Silverfish are cosmopolitan creatures, and are commonly found in Asia, Africa, and the Americas. A number of species exist throughout the world, with the most common being Lepisma saccharina and Ctenolepisma longicaudata Escherich.

Females lay up to 60 eggs at once. Each egg is oval shaped, white, and up to 0.8 mm in size. Eggs hatch in about 20 days at 32degC.

In the adult stage, silverfish have a gray coloration. They also have a metallic shine. Silverfish do not carry venom.

Some predators of silverfish are spiders, earwigs, and centipedes. Silverfish can be difficult to get rid of.

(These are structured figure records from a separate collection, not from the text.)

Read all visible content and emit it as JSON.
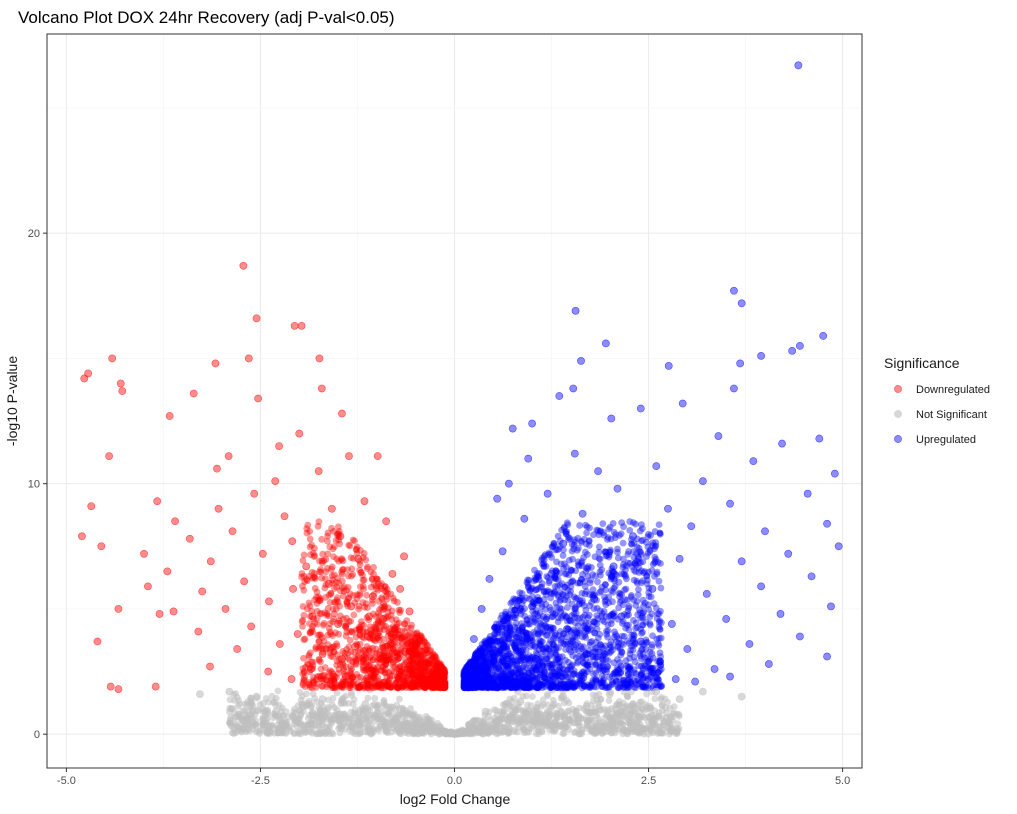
{
  "chart_data": {
    "type": "scatter",
    "title": "Volcano Plot DOX 24hr Recovery (adj P-val<0.05)",
    "xlabel": "log2 Fold Change",
    "ylabel": "-log10 P-value",
    "xlim": [
      -5.25,
      5.25
    ],
    "ylim": [
      -1.35,
      27.95
    ],
    "x_ticks": [
      -5.0,
      -2.5,
      0.0,
      2.5,
      5.0
    ],
    "x_tick_labels": [
      "-5.0",
      "-2.5",
      "0.0",
      "2.5",
      "5.0"
    ],
    "y_ticks": [
      0,
      10,
      20
    ],
    "y_tick_labels": [
      "0",
      "10",
      "20"
    ],
    "grid": true,
    "legend": {
      "title": "Significance",
      "placement": "right",
      "entries": [
        "Downregulated",
        "Not Significant",
        "Upregulated"
      ]
    },
    "colors": {
      "Downregulated": "#ff0000",
      "Not Significant": "#bebebe",
      "Upregulated": "#0000ff"
    },
    "significance_threshold_y": 1.8,
    "series": [
      {
        "name": "Downregulated",
        "points": [
          [
            -4.77,
            14.2
          ],
          [
            -4.72,
            14.4
          ],
          [
            -4.41,
            15.0
          ],
          [
            -4.3,
            14.0
          ],
          [
            -4.28,
            13.7
          ],
          [
            -4.45,
            11.1
          ],
          [
            -4.8,
            7.9
          ],
          [
            -4.68,
            9.1
          ],
          [
            -4.55,
            7.5
          ],
          [
            -4.6,
            3.7
          ],
          [
            -4.43,
            1.9
          ],
          [
            -4.33,
            1.8
          ],
          [
            -3.85,
            1.9
          ],
          [
            -4.33,
            5.0
          ],
          [
            -3.8,
            4.8
          ],
          [
            -2.72,
            18.7
          ],
          [
            -2.55,
            16.6
          ],
          [
            -2.06,
            16.3
          ],
          [
            -1.97,
            16.3
          ],
          [
            -2.65,
            15.0
          ],
          [
            -1.74,
            15.0
          ],
          [
            -3.08,
            14.8
          ],
          [
            -3.36,
            13.6
          ],
          [
            -1.71,
            13.8
          ],
          [
            -3.67,
            12.7
          ],
          [
            -2.53,
            13.4
          ],
          [
            -2.91,
            11.1
          ],
          [
            -2.0,
            12.0
          ],
          [
            -1.45,
            12.8
          ],
          [
            -2.26,
            11.5
          ],
          [
            -3.06,
            10.6
          ],
          [
            -2.58,
            9.6
          ],
          [
            -1.36,
            11.1
          ],
          [
            -0.99,
            11.1
          ],
          [
            -3.83,
            9.3
          ],
          [
            -2.31,
            10.1
          ],
          [
            -1.75,
            10.5
          ],
          [
            -1.16,
            9.3
          ],
          [
            -3.6,
            8.5
          ],
          [
            -3.04,
            9.0
          ],
          [
            -2.19,
            8.7
          ],
          [
            -1.58,
            9.0
          ],
          [
            -0.88,
            8.5
          ],
          [
            -4.0,
            7.2
          ],
          [
            -3.41,
            7.8
          ],
          [
            -2.86,
            8.1
          ],
          [
            -2.09,
            7.7
          ],
          [
            -1.47,
            7.9
          ],
          [
            -0.65,
            7.1
          ],
          [
            -3.7,
            6.5
          ],
          [
            -3.14,
            6.9
          ],
          [
            -2.47,
            7.2
          ],
          [
            -1.91,
            6.7
          ],
          [
            -1.24,
            7.0
          ],
          [
            -0.8,
            6.4
          ],
          [
            -3.95,
            5.9
          ],
          [
            -3.25,
            5.7
          ],
          [
            -2.71,
            6.1
          ],
          [
            -2.08,
            5.8
          ],
          [
            -1.62,
            6.0
          ],
          [
            -1.05,
            5.5
          ],
          [
            -0.7,
            5.8
          ],
          [
            -3.62,
            4.9
          ],
          [
            -2.95,
            5.0
          ],
          [
            -2.39,
            5.3
          ],
          [
            -1.83,
            4.7
          ],
          [
            -1.33,
            5.1
          ],
          [
            -0.92,
            4.6
          ],
          [
            -0.58,
            4.9
          ],
          [
            -3.3,
            4.1
          ],
          [
            -2.62,
            4.3
          ],
          [
            -2.02,
            4.0
          ],
          [
            -1.5,
            4.4
          ],
          [
            -1.12,
            3.9
          ],
          [
            -0.77,
            4.2
          ],
          [
            -0.5,
            3.6
          ],
          [
            -2.8,
            3.4
          ],
          [
            -2.25,
            3.6
          ],
          [
            -1.7,
            3.2
          ],
          [
            -1.28,
            3.5
          ],
          [
            -0.95,
            3.0
          ],
          [
            -0.64,
            3.3
          ],
          [
            -0.44,
            2.8
          ],
          [
            -3.15,
            2.7
          ],
          [
            -2.4,
            2.5
          ],
          [
            -1.85,
            2.6
          ],
          [
            -1.4,
            2.3
          ],
          [
            -1.02,
            2.5
          ],
          [
            -0.72,
            2.2
          ],
          [
            -0.47,
            2.1
          ],
          [
            -1.6,
            2.0
          ],
          [
            -1.18,
            1.95
          ],
          [
            -0.85,
            2.0
          ],
          [
            -0.55,
            1.9
          ],
          [
            -0.38,
            2.3
          ],
          [
            -2.1,
            2.2
          ],
          [
            -1.45,
            3.0
          ],
          [
            -0.6,
            2.6
          ],
          [
            -0.82,
            3.6
          ],
          [
            -1.1,
            4.7
          ]
        ]
      },
      {
        "name": "Not Significant",
        "points": [
          [
            -3.28,
            1.6
          ],
          [
            -2.9,
            1.7
          ],
          [
            -2.55,
            1.5
          ],
          [
            -2.3,
            0.9
          ],
          [
            -1.95,
            1.1
          ],
          [
            -1.7,
            1.4
          ],
          [
            -1.4,
            0.7
          ],
          [
            -1.15,
            1.2
          ],
          [
            -0.9,
            0.5
          ],
          [
            -0.7,
            1.0
          ],
          [
            -0.5,
            0.4
          ],
          [
            -0.3,
            0.3
          ],
          [
            -0.15,
            0.1
          ],
          [
            0.0,
            0.0
          ],
          [
            0.1,
            0.15
          ],
          [
            0.2,
            0.4
          ],
          [
            0.4,
            0.9
          ],
          [
            0.6,
            0.6
          ],
          [
            0.85,
            1.3
          ],
          [
            1.1,
            0.8
          ],
          [
            1.4,
            1.5
          ],
          [
            1.7,
            1.1
          ],
          [
            2.0,
            1.6
          ],
          [
            2.3,
            1.2
          ],
          [
            2.6,
            1.7
          ],
          [
            2.9,
            1.4
          ],
          [
            3.2,
            1.7
          ],
          [
            3.7,
            1.5
          ]
        ]
      },
      {
        "name": "Upregulated",
        "points": [
          [
            4.43,
            26.7
          ],
          [
            3.6,
            17.7
          ],
          [
            3.7,
            17.2
          ],
          [
            1.56,
            16.9
          ],
          [
            4.75,
            15.9
          ],
          [
            1.95,
            15.6
          ],
          [
            4.45,
            15.5
          ],
          [
            4.35,
            15.3
          ],
          [
            3.95,
            15.1
          ],
          [
            1.63,
            14.9
          ],
          [
            3.68,
            14.8
          ],
          [
            2.76,
            14.7
          ],
          [
            3.6,
            13.8
          ],
          [
            1.53,
            13.8
          ],
          [
            1.35,
            13.5
          ],
          [
            2.94,
            13.2
          ],
          [
            2.4,
            13.0
          ],
          [
            2.02,
            12.6
          ],
          [
            1.0,
            12.4
          ],
          [
            0.75,
            12.2
          ],
          [
            3.4,
            11.9
          ],
          [
            4.22,
            11.6
          ],
          [
            4.7,
            11.8
          ],
          [
            1.55,
            11.2
          ],
          [
            0.95,
            11.0
          ],
          [
            3.85,
            10.9
          ],
          [
            2.6,
            10.7
          ],
          [
            1.85,
            10.5
          ],
          [
            0.7,
            10.0
          ],
          [
            4.9,
            10.4
          ],
          [
            3.2,
            10.1
          ],
          [
            2.1,
            9.8
          ],
          [
            1.2,
            9.6
          ],
          [
            0.55,
            9.4
          ],
          [
            4.55,
            9.6
          ],
          [
            3.55,
            9.2
          ],
          [
            2.75,
            9.0
          ],
          [
            1.65,
            8.8
          ],
          [
            0.9,
            8.6
          ],
          [
            4.8,
            8.4
          ],
          [
            4.0,
            8.1
          ],
          [
            3.05,
            8.3
          ],
          [
            2.3,
            7.9
          ],
          [
            1.4,
            7.6
          ],
          [
            0.62,
            7.3
          ],
          [
            4.95,
            7.5
          ],
          [
            4.3,
            7.2
          ],
          [
            3.7,
            6.9
          ],
          [
            2.9,
            7.0
          ],
          [
            2.05,
            6.7
          ],
          [
            1.25,
            6.4
          ],
          [
            0.45,
            6.2
          ],
          [
            4.6,
            6.3
          ],
          [
            3.95,
            5.9
          ],
          [
            3.25,
            5.6
          ],
          [
            2.55,
            5.8
          ],
          [
            1.8,
            5.4
          ],
          [
            1.0,
            5.1
          ],
          [
            0.35,
            5.0
          ],
          [
            4.85,
            5.1
          ],
          [
            4.2,
            4.8
          ],
          [
            3.5,
            4.6
          ],
          [
            2.8,
            4.4
          ],
          [
            2.15,
            4.7
          ],
          [
            1.45,
            4.2
          ],
          [
            0.75,
            4.0
          ],
          [
            0.25,
            3.8
          ],
          [
            4.45,
            3.9
          ],
          [
            3.8,
            3.6
          ],
          [
            3.0,
            3.4
          ],
          [
            2.4,
            3.7
          ],
          [
            1.7,
            3.2
          ],
          [
            1.05,
            3.0
          ],
          [
            0.5,
            2.9
          ],
          [
            4.8,
            3.1
          ],
          [
            4.05,
            2.8
          ],
          [
            3.35,
            2.6
          ],
          [
            2.65,
            2.9
          ],
          [
            1.95,
            2.5
          ],
          [
            1.3,
            2.3
          ],
          [
            0.65,
            2.2
          ],
          [
            0.22,
            2.5
          ],
          [
            3.1,
            2.1
          ],
          [
            2.2,
            2.0
          ],
          [
            1.55,
            1.95
          ],
          [
            0.9,
            1.9
          ],
          [
            0.4,
            2.0
          ],
          [
            3.55,
            2.3
          ],
          [
            2.85,
            2.2
          ],
          [
            1.2,
            2.7
          ]
        ]
      }
    ]
  }
}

They are generally considered nuisance pests. They are not a danger to human health, but can contaminate food and cause damage. They tend to be nocturnal and live in moist, dark environments.

There are around 250 species of silverfish worldwide. The most common types are Lepisma saccharina, Ctenolepisma longicaudata, and Thermobia domestica.

Common silverfish eat dried vegetation, paper, cotton, and bookbindings. They can be caught in kitchens, attics, and basements. These animals have a preference for starch-rich foods, including glazed paper.